The role of antibodies in protection against CaPV was demonstrated by passive transfer of sera from infected sheep, which protected the recipient sheep against CaPV challenge, suggesting that antibodies alone are sufficient for protection [144]. A field study was conducted with a live attenuated SPV vaccine (Ranipet strain) in 660 sheep. Blood samples were collected from 10% of the vaccinated animals during 6 months pv. the blood samples were tested to study the humoral and cellular responses. Humoral response was measured by VNT and cellular response was measured by Glucose Utilization Test (GUT). A significant difference was found between the vaccinated and control sheep in both measures of immunity [82]. Cattle vaccinated with Gorgan GTP vaccine, showed strong cellular immune responses at the vaccination site as measured by delayed-type hypersensitivity reactions, indicating a high level of immunogenicity [32]. To evaluate the cell-mediated immune response in animals vaccinated with LSDV inactivated vaccine, interferon gamma (IFN-γ) levels were examined in heparin blood using the Bovigam TB kit The IFN-γ present in the plasma supernatant of each blood sample was determined using a sandwich ELISA. Thirteen among 15 vaccinated animals responded to vaccination with IFN-γ, 9 strongly and 4 moderately [50]. More recently, complex immune assays have quantified IFN-g, a key biomarker of the CMI response, in cattle that had been vaccinated or challenged, or both [63,145,146], with evidence suggesting the involvement of CD4+ and CD8+ T cells in the production of IFN-g [145]. However, the kinetics and magnitude of the CMI response to LSDV and its role in disease protection are not yet understood.

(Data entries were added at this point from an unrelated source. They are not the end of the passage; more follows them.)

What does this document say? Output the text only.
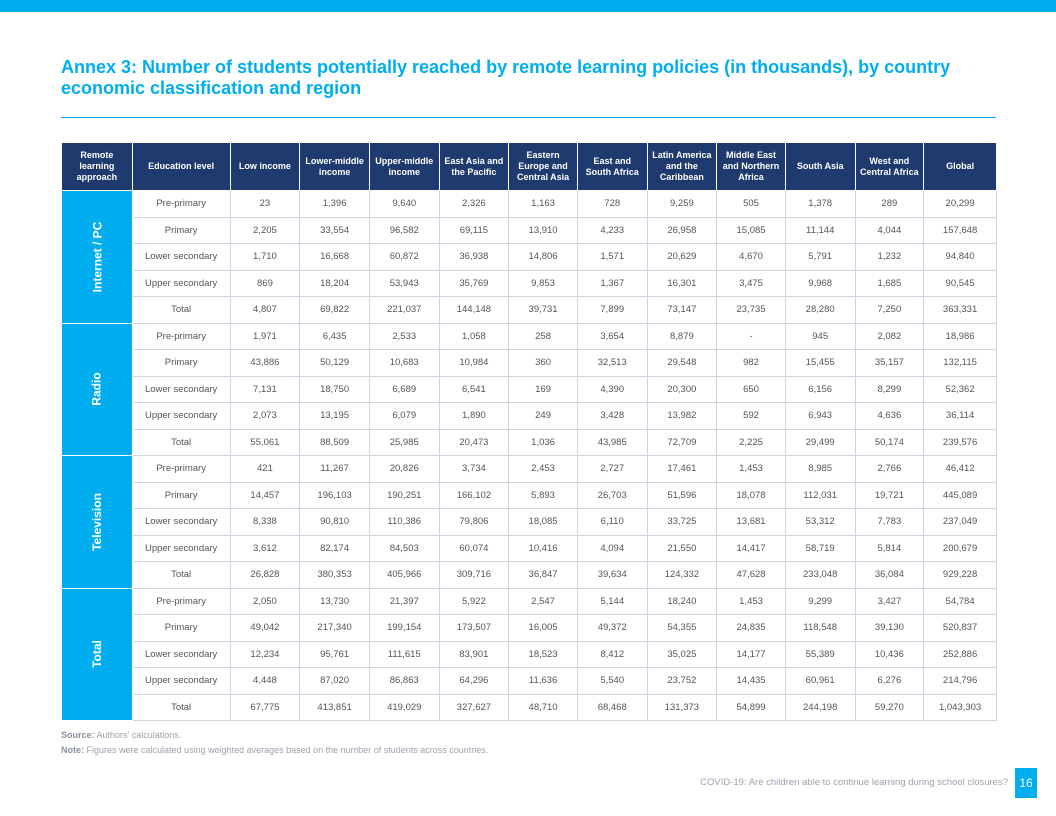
Annex 3: Number of students potentially reached by remote learning policies (in thousands), by country economic classification and region
Remote learning approach	Education level	Low income	Lower-middle income	Upper-middle income	East Asia and the Pacific	Eastern Europe and Central Asia	East and South Africa	Latin America and the Caribbean	Middle East and Northern Africa	South Asia	West and Central Africa	Global
Internet / PC	Pre-primary	23	1,396	9,640	2,326	1,163	728	9,259	505	1,378	289	20,299
	Primary	2,205	33,554	96,582	69,115	13,910	4,233	26,958	15,085	11,144	4,044	157,648
	Lower secondary	1,710	16,668	60,872	36,938	14,806	1,571	20,629	4,670	5,791	1,232	94,840
	Upper secondary	869	18,204	53,943	35,769	9,853	1,367	16,301	3,475	9,968	1,685	90,545
	Total	4,807	69,822	221,037	144,148	39,731	7,899	73,147	23,735	28,280	7,250	363,331
Radio	Pre-primary	1,971	6,435	2,533	1,058	258	3,654	8,879	-	945	2,082	18,986
	Primary	43,886	50,129	10,683	10,984	360	32,513	29,548	982	15,455	35,157	132,115
	Lower secondary	7,131	18,750	6,689	6,541	169	4,390	20,300	650	6,156	8,299	52,362
	Upper secondary	2,073	13,195	6,079	1,890	249	3,428	13,982	592	6,943	4,636	36,114
	Total	55,061	88,509	25,985	20,473	1,036	43,985	72,709	2,225	29,499	50,174	239,576
Television	Pre-primary	421	11,267	20,826	3,734	2,453	2,727	17,461	1,453	8,985	2,766	46,412
	Primary	14,457	196,103	190,251	166,102	5,893	26,703	51,596	18,078	112,031	19,721	445,089
	Lower secondary	8,338	90,810	110,386	79,806	18,085	6,110	33,725	13,681	53,312	7,783	237,049
	Upper secondary	3,612	82,174	84,503	60,074	10,416	4,094	21,550	14,417	58,719	5,814	200,679
	Total	26,828	380,353	405,966	309,716	36,847	39,634	124,332	47,628	233,048	36,084	929,228
Total	Pre-primary	2,050	13,730	21,397	5,922	2,547	5,144	18,240	1,453	9,299	3,427	54,784
	Primary	49,042	217,340	199,154	173,507	16,005	49,372	54,355	24,835	118,548	39,130	520,837
	Lower secondary	12,234	95,761	111,615	83,901	18,523	8,412	35,025	14,177	55,389	10,436	252,886
	Upper secondary	4,448	87,020	86,863	64,296	11,636	5,540	23,752	14,435	60,961	6,276	214,796
	Total	67,775	413,851	419,029	327,627	48,710	68,468	131,373	54,899	244,198	59,270	1,043,303
Source: Authors' calculations.
Note: Figures were calculated using weighted averages based on the number of students across countries.
COVID-19: Are children able to continue learning during school closures? 16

The immune response of calves to LSDV inoculation was evaluated by measuring the levels of the pro-inflammatory cytokine IFN-g and the antiinflammatory cytokine IL-10 in using an ELISA test. No IFN-g or IL-10 was detected in the serum of inoculated calves at any time point, demonstrating that LSDV infection does not induce high systemic levels of these cytokines in either clinical or non-clinical animals [74].

Conclusion

SPPV, GTPV, and LSDV are the most notifiable transboundary diseases on the World Organization for Animal Health (WOAH) list. There is always a constant threat of CaPV spreading to new geographical areas though trade in livestock and their products. Vaccination is the most effective way to control and eradicate infectious diseases. Control programs should be monitored by a well-organized vaccination, using sufficient coverage and effective vaccines. The vaccines produced are subject to strict safety and quality control standards. For these reasons, in this work we report the safety and efficacy animal testing for the control of CaPV vaccine.